Restructuring requires creditors to accept a haircut. There is nothing unfair about that: reckless lenders should not be protected from the consequences of their own folly. In any case, the interest rates financial markets demand are supposed to take default risks into account. Having taken advantage of higher interest payments from riskier borrowers, they cannot turn around and call for mommy (the IMF) when the risks materialize.

Moreover, experience has shown time and again that debts are most effectively repaid in a context of economic growth. For ailing economies, that requires fiscal stimulus, not fiscal consolidation. It was based on this recognition that, in the early 1950s, German debt was written off and its loan repayments were capped at 3% of export revenues – an approach that enabled its subsequent “economic miracle.” (Ironically, Greece was one of the countries that offered Germany loan forgiveness at that time.)

No country today gets anything close to that level of support from the IMF. Instead, the Fund forces borrowers to implement counterproductive economic policies, in exchange for loans that benefit only creditors. It is bizarre and depressing that global institutions that should know better and countries that have benefited from constructive strategies in the past should now feign ignorance about what is really needed.

PS: Last month, you warned that the hoarding of profits by the rich was coming at the expense of productive investment, raising the risk of economic stagnation, market failures, and even a breakdown of democracy.
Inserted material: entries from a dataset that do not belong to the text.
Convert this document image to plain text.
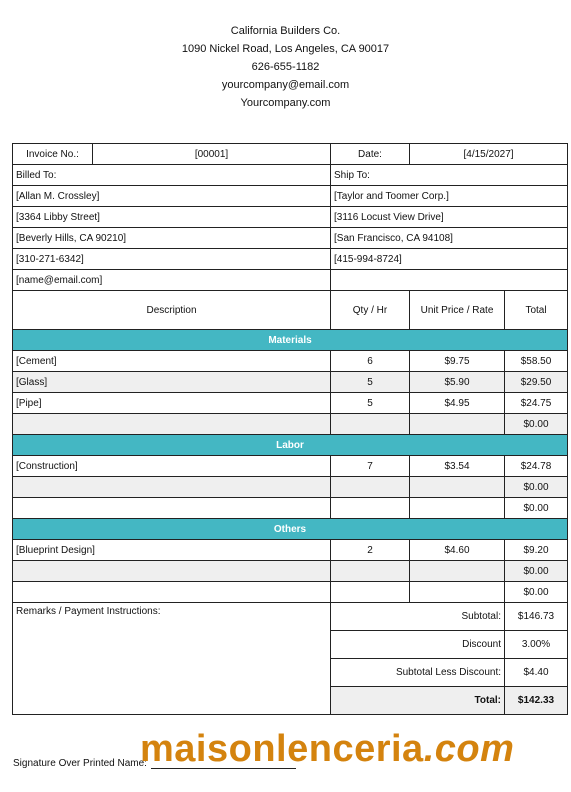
California Builders Co.
1090 Nickel Road, Los Angeles, CA 90017
626-655-1182
yourcompany@email.com
Yourcompany.com
Invoice No.:	[00001]	Date:	[4/15/2027]	
Billed To:		Ship To:		
[Allan M. Crossley]		[Taylor and Toomer Corp.]		
[3364 Libby Street]		[3116 Locust View Drive]		
[Beverly Hills, CA 90210]		[San Francisco, CA 94108]		
[310-271-6342]		[415-994-8724]		
[name@email.com]				
Description		Qty / Hr	Unit Price / Rate	Total
Materials				
[Cement]		6	$9.75	$58.50
[Glass]		5	$5.90	$29.50
[Pipe]		5	$4.95	$24.75
				$0.00
Labor				
[Construction]		7	$3.54	$24.78
				$0.00
				$0.00
Others				
[Blueprint Design]		2	$4.60	$9.20
				$0.00
				$0.00
Remarks / Payment Instructions:		Subtotal:		$146.73
		Discount		3.00%
		Subtotal Less Discount:		$4.40
		Total:		$142.33
Signature Over Printed Name:
maisonlenceria.com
Yet governments have shown little appetite for counteracting this trend through taxation or regulation. What can be done to spur action on this front? Are there politically palatable first steps that can be taken now to bring about greater change in the future?

JG: Economic policy globally has become heavily distorted in favor of the rich, with governments increasingly beholden to corporate interests, and thus highly resistant to progressive policies. As economies have become increasingly dysfunctional, however, the likelihood that social forces will rise up against the current system is growing. Ultimately, the need for political legitimacy will force change, even if that does not seem likely in the immediate future.

There is some low-hanging fruit that should be easy for progressive forces to pluck, especially with regard to illicit capital flows. A first step could be greater international cooperation on taxation, ideally moving toward a system of unitary taxation for multinational corporations and the plugging of loopholes for tax evasion and avoidance by high net-worth individuals. Governments and citizens alike would win. The only losers would be the ultra-wealthy, and they have not justified lower effective tax rates by investing in more productive activities.

Similarly, people are increasingly recognizing that more stringent environmental regulation is urgently needed. Such regulation must be combined with public investment that drives a shift toward greener forms of production and consumption, and augments job creation.